At the very time that his enemy and rival for imperial power was preparing to resume hostilities, and when the conquered nations, only recently subdued, still had scant respect for his authority, he was attending day-time drinking parties at which women were present – not, indeed, such women as it was a crime to violate, but courtesans who had been leading disreputable lives with the soldiers.

And that’s how we know that Curtius was the Roman equivalent of a tabloid journalist. He liked being outraged and considered that it was acceptable to ‘violate’ some women**.

As Curtius’ blood pressure rises, he refers to Thaïs as ‘the drunken whore’. Now, drunk she may have been, but a whore she was not; at least, not in the commonly understood sense. Whores, by which I mean common prostitutes, offered sex. They trod the streets with messages like ‘follow me’ cut into their shoes and that was that. You got no more than their bodies from them.
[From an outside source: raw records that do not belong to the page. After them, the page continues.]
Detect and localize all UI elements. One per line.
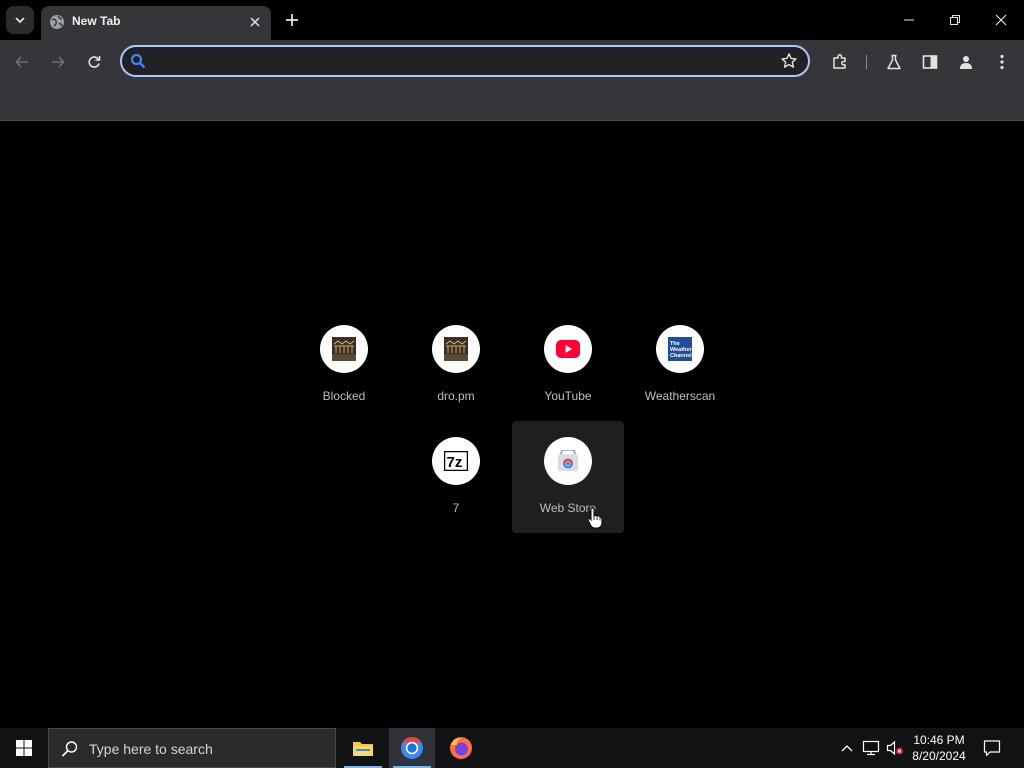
bookmark-star-icon[interactable] bbox=[780, 52, 798, 70]
restore-button[interactable] bbox=[932, 0, 978, 40]
chrome-menu-button[interactable] bbox=[989, 49, 1015, 75]
shortcut-icon-circle bbox=[320, 325, 368, 373]
tab-new-tab[interactable]: New Tab bbox=[41, 6, 271, 40]
network-icon bbox=[862, 740, 880, 756]
close-window-button[interactable] bbox=[978, 0, 1024, 40]
minimize-icon bbox=[904, 19, 914, 21]
reload-icon bbox=[88, 56, 101, 68]
extensions-button[interactable] bbox=[827, 49, 853, 75]
shortcut-icon-circle bbox=[544, 437, 592, 485]
chrome-icon bbox=[401, 737, 423, 759]
puzzle-icon bbox=[833, 54, 846, 69]
weather-channel-icon: The Weather Channel bbox=[668, 337, 692, 361]
reload-button[interactable] bbox=[80, 48, 108, 76]
taskbar: Type here to search 10:46 PM 8/20/2024 bbox=[0, 728, 1024, 768]
toolbar bbox=[0, 40, 1024, 84]
chevron-up-icon bbox=[841, 745, 853, 752]
volume-muted-icon bbox=[886, 740, 903, 756]
taskbar-firefox[interactable] bbox=[438, 728, 484, 768]
shortcut-icon-circle: The Weather Channel bbox=[656, 325, 704, 373]
shortcut-icon-circle bbox=[544, 325, 592, 373]
tab-search-button[interactable] bbox=[6, 6, 34, 34]
side-panel-icon bbox=[922, 55, 938, 69]
taskbar-chrome[interactable] bbox=[389, 728, 435, 768]
profile-icon bbox=[960, 56, 972, 69]
shortcut-icon-circle bbox=[432, 325, 480, 373]
start-button[interactable] bbox=[0, 728, 48, 768]
7zip-icon: 7z bbox=[444, 451, 468, 471]
labs-button[interactable] bbox=[881, 49, 907, 75]
more-vert-icon bbox=[1000, 54, 1004, 70]
taskbar-search-placeholder: Type here to search bbox=[89, 741, 213, 757]
folder-icon bbox=[353, 742, 373, 756]
bookmarks-bar bbox=[0, 84, 1024, 121]
restore-icon bbox=[950, 15, 960, 25]
plus-icon bbox=[286, 14, 298, 26]
web-store-icon bbox=[558, 450, 578, 471]
arrow-right-icon bbox=[52, 56, 65, 68]
windows-logo-icon bbox=[16, 740, 32, 756]
back-button[interactable] bbox=[8, 48, 36, 76]
youtube-icon bbox=[556, 340, 580, 358]
close-icon bbox=[250, 17, 260, 27]
shortcut-label: Weatherscan bbox=[644, 389, 716, 403]
site-thumbnail-icon bbox=[444, 337, 468, 361]
site-thumbnail-icon bbox=[332, 337, 356, 361]
taskbar-file-explorer[interactable] bbox=[340, 728, 386, 768]
arrow-left-icon bbox=[15, 56, 28, 68]
close-icon bbox=[995, 14, 1007, 26]
flask-icon bbox=[887, 54, 901, 70]
shortcut-tile-web-store[interactable]: Web Store bbox=[512, 421, 624, 533]
notifications-button[interactable] bbox=[978, 728, 1006, 768]
shortcut-icon-circle: 7z bbox=[432, 437, 480, 485]
hand-cursor-icon bbox=[587, 507, 603, 529]
volume-button[interactable] bbox=[884, 728, 906, 768]
taskbar-clock[interactable]: 10:46 PM 8/20/2024 bbox=[906, 732, 972, 764]
shortcut-tile-blocked[interactable]: Blocked bbox=[288, 309, 400, 421]
search-icon bbox=[61, 741, 78, 757]
shortcut-tile-dro-pm[interactable]: dro.pm bbox=[400, 309, 512, 421]
tab-strip: New Tab bbox=[0, 0, 1024, 40]
profile-button[interactable] bbox=[953, 49, 979, 75]
forward-button[interactable] bbox=[44, 48, 72, 76]
firefox-icon bbox=[450, 737, 472, 759]
shortcut-label: Blocked bbox=[322, 389, 366, 403]
7zip-icon-text: 7z bbox=[447, 454, 463, 471]
search-icon bbox=[130, 53, 146, 69]
toolbar-divider bbox=[866, 55, 867, 69]
clock-time: 10:46 PM bbox=[913, 733, 965, 747]
omnibox[interactable] bbox=[120, 45, 810, 77]
shortcut-label: Web Store bbox=[539, 501, 597, 515]
globe-icon bbox=[50, 15, 64, 29]
address-input[interactable] bbox=[156, 51, 780, 73]
shortcut-label: 7 bbox=[452, 501, 460, 515]
svg-text:Channel: Channel bbox=[670, 353, 692, 359]
taskbar-search-box[interactable]: Type here to search bbox=[48, 728, 336, 768]
side-panel-button[interactable] bbox=[917, 49, 943, 75]
shortcut-label: YouTube bbox=[544, 389, 592, 403]
new-tab-button[interactable] bbox=[280, 8, 304, 32]
shortcut-tile-youtube[interactable]: YouTube bbox=[512, 309, 624, 421]
clock-date: 8/20/2024 bbox=[912, 749, 966, 763]
shortcut-tile-weatherscan[interactable]: The Weather Channel Weatherscan bbox=[624, 309, 736, 421]
shortcut-label: dro.pm bbox=[437, 389, 475, 403]
tab-close-button[interactable] bbox=[247, 14, 263, 30]
network-button[interactable] bbox=[860, 728, 882, 768]
shortcut-tile-7[interactable]: 7z 7 bbox=[400, 421, 512, 533]
show-hidden-icons-button[interactable] bbox=[838, 728, 856, 768]
chevron-down-icon bbox=[15, 17, 25, 24]
notification-icon bbox=[983, 740, 1001, 757]
minimize-button[interactable] bbox=[886, 0, 932, 40]
tab-title: New Tab bbox=[72, 14, 121, 28]
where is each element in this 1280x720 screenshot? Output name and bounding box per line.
Courtesans, by contrast, were well educated women who may have slept with their clients but were hired also – or principally – for their companionship, their intellectual and artistic skills. Now, I don’t know what word Curtius used to describe Thaïs but if he used the Latin for ‘[common] prostitute’ he was either ignorant of her true profession or purposefully ignoring it in order to put her down. Given his low of view of women as described above, I suspect the later is the case.

Curtius goes on to say that the Macedonians were ashamed of what Alexander (and presumably, Thaïs) did and that the king, after sleeping off his drunkenness also regretted his actions. This is in accord with what Plutarch says.

* I am aware that Babylon had a very bad reputation in terms of the sexual conduct of its people but Curtius could always have used more sober or neutral language. He is a historian not a moralist

** Here I have to recognise that Curtius may simply be referring to the fact – if so it was – that courtesans had no protection from rape under the law. Such would appear to be the case in respect of prostitutes according to this Wikipedia article. But even if there is only stating a legal fact we may still question the overall tone of his writing which is negative

Persepolis in Short
Reason Celebrate Alexander’s war victories
Duration Short – perhaps one night?
Outstanding Features Ended with one less royal palace in the world
Result Ptolemy sitting at his desk many years later, thinking “… no, I really can’t put that in. Is there any party that is safe to mention??”